Vivimos en un páramo dominado por la frivolidad y la arrogancia, el mimetismo y la sinrazón, el temor y el deseo de que escampe sin necesidad de abrir el paraguas.
Un presidente regional declara como patrimonio una exigua cuenta bancaria y la única respuesta social que recibe es una sonrisa irónica bajo la que se oculta el inconfesable deseo de que algún día nuestros hijos lleguen a ser como él, en lugar de aconsejarles que, si en efecto llega ese momento, tenga la decencia y el decoro de añadir al menos dos o tres ceros al 900.
Somos una sociedad repleta de estómagos agradecidos, de lo contrario no arrojaríamos sobre el extranjero todas las iniquidades que repudiaríamos si acechasen sobre nosotros ni permitiríamos que un albañil negro -como un arquitecto, un ingeniero o un doctor- muriese de hambre en el olvido más absoluto por defender la conciencia que a nosotros nos falta. En mucho menos tiempo del que empleó Orlando Zapata en preparar su muerte pagamos rescate por quienes codiciosamente se metieron en la boca del lobo o liberamos a activistas que tuvieron de cara a la maleable opinión pública.

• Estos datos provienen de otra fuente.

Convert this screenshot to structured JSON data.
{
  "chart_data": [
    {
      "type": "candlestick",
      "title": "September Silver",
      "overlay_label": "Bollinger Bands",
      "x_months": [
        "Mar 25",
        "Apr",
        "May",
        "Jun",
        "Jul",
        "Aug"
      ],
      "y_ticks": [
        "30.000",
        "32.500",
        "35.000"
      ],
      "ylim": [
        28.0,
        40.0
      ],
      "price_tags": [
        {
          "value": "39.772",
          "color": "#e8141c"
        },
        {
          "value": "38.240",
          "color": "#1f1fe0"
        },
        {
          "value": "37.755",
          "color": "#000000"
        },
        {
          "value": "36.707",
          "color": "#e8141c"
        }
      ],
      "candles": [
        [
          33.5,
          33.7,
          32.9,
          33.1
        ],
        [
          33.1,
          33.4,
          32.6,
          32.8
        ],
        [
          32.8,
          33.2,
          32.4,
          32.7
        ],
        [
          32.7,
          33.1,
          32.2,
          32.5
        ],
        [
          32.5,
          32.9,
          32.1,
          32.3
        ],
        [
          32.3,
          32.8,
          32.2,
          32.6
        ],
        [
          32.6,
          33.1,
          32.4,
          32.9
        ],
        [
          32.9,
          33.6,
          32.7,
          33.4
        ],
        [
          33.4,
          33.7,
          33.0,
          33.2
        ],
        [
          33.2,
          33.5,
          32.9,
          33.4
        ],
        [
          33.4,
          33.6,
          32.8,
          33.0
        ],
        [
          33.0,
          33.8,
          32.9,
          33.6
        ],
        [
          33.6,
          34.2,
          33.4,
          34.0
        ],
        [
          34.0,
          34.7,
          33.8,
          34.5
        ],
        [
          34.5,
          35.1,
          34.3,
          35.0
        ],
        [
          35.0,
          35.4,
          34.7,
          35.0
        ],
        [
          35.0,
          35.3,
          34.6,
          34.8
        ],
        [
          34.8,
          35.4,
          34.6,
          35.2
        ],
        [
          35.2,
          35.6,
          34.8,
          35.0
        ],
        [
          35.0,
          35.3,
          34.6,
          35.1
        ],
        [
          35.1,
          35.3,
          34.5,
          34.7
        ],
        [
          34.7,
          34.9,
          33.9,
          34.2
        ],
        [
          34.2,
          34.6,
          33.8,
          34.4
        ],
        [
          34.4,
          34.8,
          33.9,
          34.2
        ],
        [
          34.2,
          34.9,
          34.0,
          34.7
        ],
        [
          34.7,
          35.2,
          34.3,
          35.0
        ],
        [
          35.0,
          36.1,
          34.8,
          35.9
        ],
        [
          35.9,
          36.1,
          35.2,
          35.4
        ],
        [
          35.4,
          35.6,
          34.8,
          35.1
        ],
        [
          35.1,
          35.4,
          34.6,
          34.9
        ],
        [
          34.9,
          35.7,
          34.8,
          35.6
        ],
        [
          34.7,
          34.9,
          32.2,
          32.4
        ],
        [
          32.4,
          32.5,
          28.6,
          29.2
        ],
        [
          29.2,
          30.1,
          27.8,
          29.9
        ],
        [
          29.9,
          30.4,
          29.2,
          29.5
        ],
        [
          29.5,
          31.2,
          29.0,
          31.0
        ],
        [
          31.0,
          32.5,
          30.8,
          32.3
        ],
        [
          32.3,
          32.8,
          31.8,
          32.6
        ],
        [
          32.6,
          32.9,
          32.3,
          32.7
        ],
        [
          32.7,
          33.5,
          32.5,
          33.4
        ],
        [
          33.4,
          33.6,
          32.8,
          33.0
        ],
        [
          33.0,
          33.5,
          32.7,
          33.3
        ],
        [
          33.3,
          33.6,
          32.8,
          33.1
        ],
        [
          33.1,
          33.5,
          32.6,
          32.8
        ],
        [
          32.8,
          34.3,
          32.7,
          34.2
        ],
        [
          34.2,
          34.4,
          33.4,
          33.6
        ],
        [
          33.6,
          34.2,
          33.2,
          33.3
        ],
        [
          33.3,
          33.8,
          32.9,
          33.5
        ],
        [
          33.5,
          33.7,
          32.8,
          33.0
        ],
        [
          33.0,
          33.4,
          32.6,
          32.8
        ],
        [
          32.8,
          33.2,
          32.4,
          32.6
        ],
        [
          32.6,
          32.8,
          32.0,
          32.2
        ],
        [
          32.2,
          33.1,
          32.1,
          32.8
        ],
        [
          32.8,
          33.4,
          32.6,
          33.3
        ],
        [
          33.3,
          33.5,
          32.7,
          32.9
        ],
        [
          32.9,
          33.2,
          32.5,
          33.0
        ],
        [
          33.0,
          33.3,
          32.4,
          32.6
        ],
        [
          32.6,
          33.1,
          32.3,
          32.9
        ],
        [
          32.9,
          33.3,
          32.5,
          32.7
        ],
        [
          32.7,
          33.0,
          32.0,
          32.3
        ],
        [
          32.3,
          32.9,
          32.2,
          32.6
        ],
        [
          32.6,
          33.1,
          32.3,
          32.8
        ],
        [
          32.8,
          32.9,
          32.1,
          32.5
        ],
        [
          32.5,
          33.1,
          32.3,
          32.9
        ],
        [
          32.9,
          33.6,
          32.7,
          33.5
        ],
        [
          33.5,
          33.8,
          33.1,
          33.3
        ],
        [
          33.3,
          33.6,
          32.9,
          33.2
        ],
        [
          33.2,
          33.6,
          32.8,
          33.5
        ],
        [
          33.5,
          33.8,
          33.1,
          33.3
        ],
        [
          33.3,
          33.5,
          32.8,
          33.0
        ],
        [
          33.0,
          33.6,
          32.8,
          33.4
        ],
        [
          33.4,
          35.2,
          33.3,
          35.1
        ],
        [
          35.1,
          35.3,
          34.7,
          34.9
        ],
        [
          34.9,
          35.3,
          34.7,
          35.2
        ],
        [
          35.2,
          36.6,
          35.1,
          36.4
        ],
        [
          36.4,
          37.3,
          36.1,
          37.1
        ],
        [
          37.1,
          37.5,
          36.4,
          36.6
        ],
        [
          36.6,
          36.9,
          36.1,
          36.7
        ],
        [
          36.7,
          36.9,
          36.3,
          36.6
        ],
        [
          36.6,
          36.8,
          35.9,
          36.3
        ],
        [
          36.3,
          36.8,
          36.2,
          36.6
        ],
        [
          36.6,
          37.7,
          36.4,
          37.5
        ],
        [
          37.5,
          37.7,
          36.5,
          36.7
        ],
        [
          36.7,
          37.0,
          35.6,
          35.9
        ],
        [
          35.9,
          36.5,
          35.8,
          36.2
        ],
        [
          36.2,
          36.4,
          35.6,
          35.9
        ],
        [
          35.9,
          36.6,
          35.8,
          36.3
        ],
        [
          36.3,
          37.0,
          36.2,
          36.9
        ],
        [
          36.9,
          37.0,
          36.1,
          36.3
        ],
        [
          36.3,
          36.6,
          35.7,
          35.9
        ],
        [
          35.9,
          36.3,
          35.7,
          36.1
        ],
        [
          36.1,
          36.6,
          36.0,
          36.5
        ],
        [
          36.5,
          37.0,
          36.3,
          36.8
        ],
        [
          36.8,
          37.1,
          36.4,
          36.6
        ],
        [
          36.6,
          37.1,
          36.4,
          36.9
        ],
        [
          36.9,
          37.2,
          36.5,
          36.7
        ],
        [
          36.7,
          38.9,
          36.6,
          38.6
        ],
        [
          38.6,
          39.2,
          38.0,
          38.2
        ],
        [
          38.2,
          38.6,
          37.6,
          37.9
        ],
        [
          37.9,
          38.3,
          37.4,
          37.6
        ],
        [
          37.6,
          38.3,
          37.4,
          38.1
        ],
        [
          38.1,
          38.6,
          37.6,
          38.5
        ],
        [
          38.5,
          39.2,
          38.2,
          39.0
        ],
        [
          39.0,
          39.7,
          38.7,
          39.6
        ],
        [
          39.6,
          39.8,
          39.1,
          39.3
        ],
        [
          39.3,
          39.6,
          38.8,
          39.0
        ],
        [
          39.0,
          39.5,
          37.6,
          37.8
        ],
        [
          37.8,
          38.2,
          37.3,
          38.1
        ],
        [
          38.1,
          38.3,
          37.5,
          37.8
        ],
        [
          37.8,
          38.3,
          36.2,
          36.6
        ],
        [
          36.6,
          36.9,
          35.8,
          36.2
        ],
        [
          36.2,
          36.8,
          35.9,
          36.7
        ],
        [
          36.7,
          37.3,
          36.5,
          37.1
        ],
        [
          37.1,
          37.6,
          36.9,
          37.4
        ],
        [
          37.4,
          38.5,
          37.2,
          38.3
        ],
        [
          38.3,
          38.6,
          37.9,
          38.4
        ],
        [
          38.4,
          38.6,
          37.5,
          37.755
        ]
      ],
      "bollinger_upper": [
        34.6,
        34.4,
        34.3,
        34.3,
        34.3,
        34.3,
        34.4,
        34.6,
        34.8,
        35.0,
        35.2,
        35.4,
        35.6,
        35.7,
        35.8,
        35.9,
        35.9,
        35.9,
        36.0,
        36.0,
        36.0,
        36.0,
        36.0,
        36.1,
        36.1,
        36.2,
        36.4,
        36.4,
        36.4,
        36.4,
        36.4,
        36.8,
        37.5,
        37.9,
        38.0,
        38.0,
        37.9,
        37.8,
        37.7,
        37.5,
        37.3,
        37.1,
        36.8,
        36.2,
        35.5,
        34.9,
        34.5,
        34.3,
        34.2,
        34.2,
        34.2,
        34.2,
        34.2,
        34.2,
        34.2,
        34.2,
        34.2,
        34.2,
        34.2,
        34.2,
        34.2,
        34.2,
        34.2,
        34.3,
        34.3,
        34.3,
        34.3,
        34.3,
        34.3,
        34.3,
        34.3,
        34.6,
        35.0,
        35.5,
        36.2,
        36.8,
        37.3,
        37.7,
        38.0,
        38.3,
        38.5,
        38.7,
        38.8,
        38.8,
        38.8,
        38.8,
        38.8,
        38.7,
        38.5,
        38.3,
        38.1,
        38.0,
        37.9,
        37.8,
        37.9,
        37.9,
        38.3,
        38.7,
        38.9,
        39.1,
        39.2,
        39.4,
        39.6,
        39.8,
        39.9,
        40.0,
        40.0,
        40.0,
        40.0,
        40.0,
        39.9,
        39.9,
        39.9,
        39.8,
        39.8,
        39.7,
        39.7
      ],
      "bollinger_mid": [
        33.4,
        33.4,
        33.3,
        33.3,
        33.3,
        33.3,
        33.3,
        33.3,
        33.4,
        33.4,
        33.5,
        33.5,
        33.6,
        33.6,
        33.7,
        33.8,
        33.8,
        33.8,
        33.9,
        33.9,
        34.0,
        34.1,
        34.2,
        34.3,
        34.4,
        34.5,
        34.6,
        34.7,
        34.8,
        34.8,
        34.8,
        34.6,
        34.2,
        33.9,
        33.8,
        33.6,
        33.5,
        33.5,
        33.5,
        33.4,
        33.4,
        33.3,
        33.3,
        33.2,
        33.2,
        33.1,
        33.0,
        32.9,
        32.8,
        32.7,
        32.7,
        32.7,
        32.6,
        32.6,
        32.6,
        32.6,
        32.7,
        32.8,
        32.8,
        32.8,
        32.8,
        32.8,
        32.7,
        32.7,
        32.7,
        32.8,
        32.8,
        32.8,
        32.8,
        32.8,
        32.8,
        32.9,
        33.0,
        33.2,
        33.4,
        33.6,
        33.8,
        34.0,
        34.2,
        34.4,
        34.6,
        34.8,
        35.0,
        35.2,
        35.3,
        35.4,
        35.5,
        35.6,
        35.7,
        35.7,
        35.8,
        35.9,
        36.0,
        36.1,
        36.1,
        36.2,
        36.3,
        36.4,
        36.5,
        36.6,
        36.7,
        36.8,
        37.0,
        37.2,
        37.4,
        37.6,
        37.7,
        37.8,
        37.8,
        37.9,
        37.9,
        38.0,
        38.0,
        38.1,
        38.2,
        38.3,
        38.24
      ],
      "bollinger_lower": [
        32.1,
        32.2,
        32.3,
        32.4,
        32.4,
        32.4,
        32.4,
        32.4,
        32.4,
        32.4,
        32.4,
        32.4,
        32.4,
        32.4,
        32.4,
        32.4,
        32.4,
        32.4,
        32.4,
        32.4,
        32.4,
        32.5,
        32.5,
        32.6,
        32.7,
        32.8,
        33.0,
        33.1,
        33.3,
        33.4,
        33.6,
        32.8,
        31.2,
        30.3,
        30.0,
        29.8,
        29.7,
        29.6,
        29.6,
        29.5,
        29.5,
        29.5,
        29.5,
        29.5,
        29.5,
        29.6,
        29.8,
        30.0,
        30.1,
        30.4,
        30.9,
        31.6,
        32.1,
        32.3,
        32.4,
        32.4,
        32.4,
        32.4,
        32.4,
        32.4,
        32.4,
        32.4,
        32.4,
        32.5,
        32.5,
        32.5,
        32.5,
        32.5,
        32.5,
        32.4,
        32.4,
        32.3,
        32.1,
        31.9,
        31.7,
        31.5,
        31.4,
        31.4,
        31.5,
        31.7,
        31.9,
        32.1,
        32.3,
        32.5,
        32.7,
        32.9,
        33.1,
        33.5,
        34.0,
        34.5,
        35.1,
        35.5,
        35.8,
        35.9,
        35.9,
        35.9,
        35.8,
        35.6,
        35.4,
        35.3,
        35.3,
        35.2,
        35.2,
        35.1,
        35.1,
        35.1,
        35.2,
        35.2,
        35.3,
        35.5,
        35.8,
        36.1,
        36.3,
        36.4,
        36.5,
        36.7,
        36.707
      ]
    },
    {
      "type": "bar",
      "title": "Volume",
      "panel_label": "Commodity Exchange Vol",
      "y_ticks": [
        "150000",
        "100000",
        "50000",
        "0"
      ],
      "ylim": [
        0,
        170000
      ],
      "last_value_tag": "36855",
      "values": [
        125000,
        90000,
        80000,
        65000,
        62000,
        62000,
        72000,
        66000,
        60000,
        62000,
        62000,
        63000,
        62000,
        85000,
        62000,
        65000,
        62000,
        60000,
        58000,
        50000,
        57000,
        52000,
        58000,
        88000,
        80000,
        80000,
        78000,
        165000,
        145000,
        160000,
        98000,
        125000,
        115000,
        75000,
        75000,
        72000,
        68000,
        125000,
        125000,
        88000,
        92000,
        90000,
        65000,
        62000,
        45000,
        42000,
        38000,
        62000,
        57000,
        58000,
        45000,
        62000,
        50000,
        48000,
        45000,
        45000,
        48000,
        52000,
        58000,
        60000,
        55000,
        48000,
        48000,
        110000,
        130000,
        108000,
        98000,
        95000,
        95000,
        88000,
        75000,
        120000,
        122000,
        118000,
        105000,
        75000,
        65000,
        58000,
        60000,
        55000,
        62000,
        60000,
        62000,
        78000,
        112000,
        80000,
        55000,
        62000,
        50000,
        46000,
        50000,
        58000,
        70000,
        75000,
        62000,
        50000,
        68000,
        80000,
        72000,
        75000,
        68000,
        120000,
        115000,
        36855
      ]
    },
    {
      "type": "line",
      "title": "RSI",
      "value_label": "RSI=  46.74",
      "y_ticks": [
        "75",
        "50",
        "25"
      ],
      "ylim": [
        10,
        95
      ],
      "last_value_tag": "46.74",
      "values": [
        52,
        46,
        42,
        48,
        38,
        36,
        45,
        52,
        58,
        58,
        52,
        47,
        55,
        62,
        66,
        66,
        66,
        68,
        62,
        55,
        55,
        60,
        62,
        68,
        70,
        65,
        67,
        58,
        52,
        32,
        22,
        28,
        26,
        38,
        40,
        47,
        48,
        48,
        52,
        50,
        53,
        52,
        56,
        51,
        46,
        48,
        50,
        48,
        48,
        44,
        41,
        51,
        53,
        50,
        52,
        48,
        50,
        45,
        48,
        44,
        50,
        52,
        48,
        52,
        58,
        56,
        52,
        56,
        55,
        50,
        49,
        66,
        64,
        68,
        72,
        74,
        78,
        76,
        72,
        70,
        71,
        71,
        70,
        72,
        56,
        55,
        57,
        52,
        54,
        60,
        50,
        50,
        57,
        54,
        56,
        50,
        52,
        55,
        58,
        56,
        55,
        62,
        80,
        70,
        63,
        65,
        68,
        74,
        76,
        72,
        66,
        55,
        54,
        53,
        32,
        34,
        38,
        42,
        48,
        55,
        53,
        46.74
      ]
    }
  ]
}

Agradecidos, sí; pero por eso también desorientados. Miles de personas salieron ayer a la calle para protestar contra el llamado pensionazo, pero allí no había jóvenes, cuando es a éstos a quienes más deberían inquietar las pretensiones de los gobernantes. Paradójicamente, las manifestaciones de ayer dejaron en la mente la imagen de que el futuro es de los mayores. Quizá así deba ser para que puedan mantener a los jóvenes una década más en casa, con el título colgado en la pared como recordatorio de la arbitrariedad que supone replantearse el sistema de pensiones cuando ni siquiera se ha resuelto el futuro profesional de quienes deben sostenerlo.
Si el futuro es de los mayores, si son ellos quienes tienen que garantizar la bonanza económica de la jubilación -la propia y la ajena-, ¿qué hacemos con los jóvenes? ¿No sería más coherente plantear un cambio social y educativo para ayudar a las nuevas generaciones para que éstas contribuyan al bienestar de las viejas? Si es así, ¿por qué lo planteamos al revés?
Quizá porque, como dice Agustín García Calvo, la gran carga es el porvenir.